À Friedrich Welz, il vend le 9 octobre 1940 une série de quatre tapisseries du XVIe siècle sur les travaux d’Hercule pour la somme de 425 000 F, destinées à la Landesgalerie de Salzbourg19. Il vend par ailleurs pour Hildebrandt Gurlitt par l’intermédiaire de Theodor Hermsen20, pour Gustav Rochlitz, pour Hermann Kundt, pour la Reichsbank par l’intermédiaire de Heinrich Wolff21. Un témoin indique aux services américains que Cailleux propose à plusieurs reprises des œuvres à Bruno Lohse pour Hermann Göring, afin d’entretenir des rapports cordiaux. D’après les interrogatoires de Lohse, les tarifs que Cailleux en demande sont prohibitifs, puisqu’il ne tient pas à réaliser ces ventes22. De cette façon, aucune vente n’est jamais conclue entre les deux hommes23. Apparaissent encore dans son réseau pendant la période de l’Occupation, la maison Jansen, Serge Mons, Ernest Garin, Margot Jansson et Jean Cassagne24.

L’« aryanisation » des biens juifs

Du fait de sa fonction de directeur du Syndicat des négociants en objets d’art, tableaux et curiosités, le Commissariat aux questions juives l’interroge sur les noms des négociants inscrits à son répertoire. L’objectif poursuivi est alors de faire de Cailleux un administrateur pour liquider les entreprises des marchands d’art moderne1 et nommer des gérants pour les « maisons israélites » séquestrées. 

Il réunit donc une trentaine de ses collègues et les invite à accepter de gérer ces maisons juives2. De cette manière, il participe directement à l’« aryanisation » de ces commerces, mais justifie sa position par la protection du patrimoine de ces maisons, rendue possible par le contrôle des gérants qui leur sont attribués3. En février 1942, il est convoqué chez le colonel Kurt von Behr, chef du service de confiscation des biens juifs (ERR), qui lui demande, du fait de sa position de président du syndicat, d’exiger de ses confrères une liste des biens appartenant à des Juifs et détenus par eux4

Cette demande, déjà formulée auprès de André Schoeller, président du Syndicat des éditeurs d’art et négociants en tableaux modernes, fait l’objet d’un refus de ce dernier5. Après concertation avec Paul Véroudart, président du Comité d’organisation des antiquaires, il explique avoir contourné cette demande, arguant de la non-exclusivité que représente son syndicat dans la profession.
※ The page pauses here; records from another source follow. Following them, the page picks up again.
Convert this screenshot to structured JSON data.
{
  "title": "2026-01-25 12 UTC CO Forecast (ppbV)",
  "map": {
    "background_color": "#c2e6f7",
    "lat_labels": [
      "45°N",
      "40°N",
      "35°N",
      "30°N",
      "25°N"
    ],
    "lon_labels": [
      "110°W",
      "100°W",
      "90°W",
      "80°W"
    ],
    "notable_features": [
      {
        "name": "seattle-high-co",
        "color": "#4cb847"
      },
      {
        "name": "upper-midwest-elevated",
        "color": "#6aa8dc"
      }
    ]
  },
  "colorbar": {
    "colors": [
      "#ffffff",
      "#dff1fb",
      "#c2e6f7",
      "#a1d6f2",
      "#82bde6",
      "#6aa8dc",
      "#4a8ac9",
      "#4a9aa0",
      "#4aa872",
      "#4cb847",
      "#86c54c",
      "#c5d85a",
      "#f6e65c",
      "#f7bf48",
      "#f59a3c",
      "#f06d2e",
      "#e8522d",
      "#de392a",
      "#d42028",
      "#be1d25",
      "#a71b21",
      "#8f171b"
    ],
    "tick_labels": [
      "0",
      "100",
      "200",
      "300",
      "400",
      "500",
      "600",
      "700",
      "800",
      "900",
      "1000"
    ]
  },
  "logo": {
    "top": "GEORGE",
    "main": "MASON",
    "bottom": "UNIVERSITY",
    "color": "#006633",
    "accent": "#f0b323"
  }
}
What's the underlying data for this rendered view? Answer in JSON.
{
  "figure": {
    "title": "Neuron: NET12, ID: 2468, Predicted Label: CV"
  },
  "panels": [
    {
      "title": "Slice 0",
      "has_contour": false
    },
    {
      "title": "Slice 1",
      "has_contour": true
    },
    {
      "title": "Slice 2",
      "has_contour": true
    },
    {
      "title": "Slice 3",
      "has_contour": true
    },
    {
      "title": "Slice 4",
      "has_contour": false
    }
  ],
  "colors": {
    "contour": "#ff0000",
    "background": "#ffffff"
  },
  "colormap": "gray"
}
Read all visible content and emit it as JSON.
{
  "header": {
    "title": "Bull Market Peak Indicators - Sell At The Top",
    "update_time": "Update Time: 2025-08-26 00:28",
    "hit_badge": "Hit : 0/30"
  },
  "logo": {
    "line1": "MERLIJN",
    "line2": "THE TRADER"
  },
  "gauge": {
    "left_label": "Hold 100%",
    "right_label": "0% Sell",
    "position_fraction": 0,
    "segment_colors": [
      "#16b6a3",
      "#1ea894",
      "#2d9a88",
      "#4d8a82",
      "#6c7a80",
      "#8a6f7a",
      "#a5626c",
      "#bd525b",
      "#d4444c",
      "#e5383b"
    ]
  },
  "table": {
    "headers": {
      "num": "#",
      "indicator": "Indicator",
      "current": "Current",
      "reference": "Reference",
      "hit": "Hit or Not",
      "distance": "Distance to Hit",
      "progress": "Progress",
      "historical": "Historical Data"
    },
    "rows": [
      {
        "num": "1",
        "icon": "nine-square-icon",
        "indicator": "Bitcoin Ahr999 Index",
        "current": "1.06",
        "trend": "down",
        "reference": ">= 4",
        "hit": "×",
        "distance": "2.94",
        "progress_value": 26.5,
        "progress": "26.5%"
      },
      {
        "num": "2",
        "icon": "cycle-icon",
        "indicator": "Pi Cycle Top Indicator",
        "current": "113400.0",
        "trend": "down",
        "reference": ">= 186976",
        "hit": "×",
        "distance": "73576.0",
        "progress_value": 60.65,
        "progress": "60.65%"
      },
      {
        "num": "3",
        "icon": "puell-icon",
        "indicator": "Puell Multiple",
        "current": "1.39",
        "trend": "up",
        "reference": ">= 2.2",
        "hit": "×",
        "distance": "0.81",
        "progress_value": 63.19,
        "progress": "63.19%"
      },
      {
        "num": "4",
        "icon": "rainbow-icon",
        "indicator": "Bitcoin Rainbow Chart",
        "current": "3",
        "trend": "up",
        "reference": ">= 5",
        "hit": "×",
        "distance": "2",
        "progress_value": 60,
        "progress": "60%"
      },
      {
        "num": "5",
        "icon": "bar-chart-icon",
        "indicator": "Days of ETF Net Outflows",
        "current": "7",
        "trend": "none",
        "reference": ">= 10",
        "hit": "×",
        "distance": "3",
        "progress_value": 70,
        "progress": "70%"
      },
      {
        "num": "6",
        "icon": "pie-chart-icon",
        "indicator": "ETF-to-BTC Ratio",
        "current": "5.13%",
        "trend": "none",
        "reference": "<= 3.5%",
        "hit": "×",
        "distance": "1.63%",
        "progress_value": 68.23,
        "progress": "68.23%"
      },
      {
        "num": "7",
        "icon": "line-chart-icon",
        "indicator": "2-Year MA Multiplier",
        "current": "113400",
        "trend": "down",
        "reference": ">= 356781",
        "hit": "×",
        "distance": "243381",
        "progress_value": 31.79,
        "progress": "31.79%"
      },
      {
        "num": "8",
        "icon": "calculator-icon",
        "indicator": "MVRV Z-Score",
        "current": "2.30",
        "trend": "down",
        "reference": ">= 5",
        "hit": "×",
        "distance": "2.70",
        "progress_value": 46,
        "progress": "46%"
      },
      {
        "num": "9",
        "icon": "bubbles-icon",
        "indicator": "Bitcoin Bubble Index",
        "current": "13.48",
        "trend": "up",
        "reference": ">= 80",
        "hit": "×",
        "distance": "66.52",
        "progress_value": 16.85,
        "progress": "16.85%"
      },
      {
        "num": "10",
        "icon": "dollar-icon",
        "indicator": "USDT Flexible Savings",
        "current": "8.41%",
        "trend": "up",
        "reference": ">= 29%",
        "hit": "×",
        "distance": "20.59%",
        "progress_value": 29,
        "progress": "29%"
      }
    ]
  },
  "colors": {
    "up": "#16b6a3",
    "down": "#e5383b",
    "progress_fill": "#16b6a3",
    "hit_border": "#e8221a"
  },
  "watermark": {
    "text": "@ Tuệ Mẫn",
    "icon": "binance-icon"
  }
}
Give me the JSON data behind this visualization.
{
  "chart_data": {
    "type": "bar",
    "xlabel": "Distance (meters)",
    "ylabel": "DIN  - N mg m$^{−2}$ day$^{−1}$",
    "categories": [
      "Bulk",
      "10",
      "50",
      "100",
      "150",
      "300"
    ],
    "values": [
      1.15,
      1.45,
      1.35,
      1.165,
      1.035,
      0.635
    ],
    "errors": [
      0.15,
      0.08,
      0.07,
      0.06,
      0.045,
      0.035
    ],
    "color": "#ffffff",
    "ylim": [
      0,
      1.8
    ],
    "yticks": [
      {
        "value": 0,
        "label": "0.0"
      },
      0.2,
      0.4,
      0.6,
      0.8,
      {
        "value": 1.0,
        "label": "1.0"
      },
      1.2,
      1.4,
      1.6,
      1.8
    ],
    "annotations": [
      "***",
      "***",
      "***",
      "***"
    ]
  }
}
Il renvoie donc von Behr vers le Comité d’organisation des antiquaires6.

La citation devant le Comité de confiscation

Cailleux est cité devant le Comité de confiscation des profits illicites pour expertise de tableaux pour le compte de la Reichsbank, ainsi que pour la vente de tableaux au musée de Düsseldorf. Il décide à son encontre d’une confiscation à hauteur de 833 800 F ainsi que d’une amende d’un million de francs1

Pour sa défense, Cailleux rappelle les origines juives de sa femme, qu’il a hébergé et protégé différentes personnes pendant l’Occupation, notamment André Serf2 et le capitaine Rheims3. Il fait également une cinquantaine de colis avec ses pièces les plus précieuses, qu’il confie à des amis afin de les protéger4

Cailleux décède en 1964. Reprise par Jean, son fils, la galerie Cailleux existe jusqu’en 2000. Le fichier de la galerie est désormais conservé à la bibliothèque de l’Institut national d’histoire de l’art, les ventes y sont triées par nom d’artiste.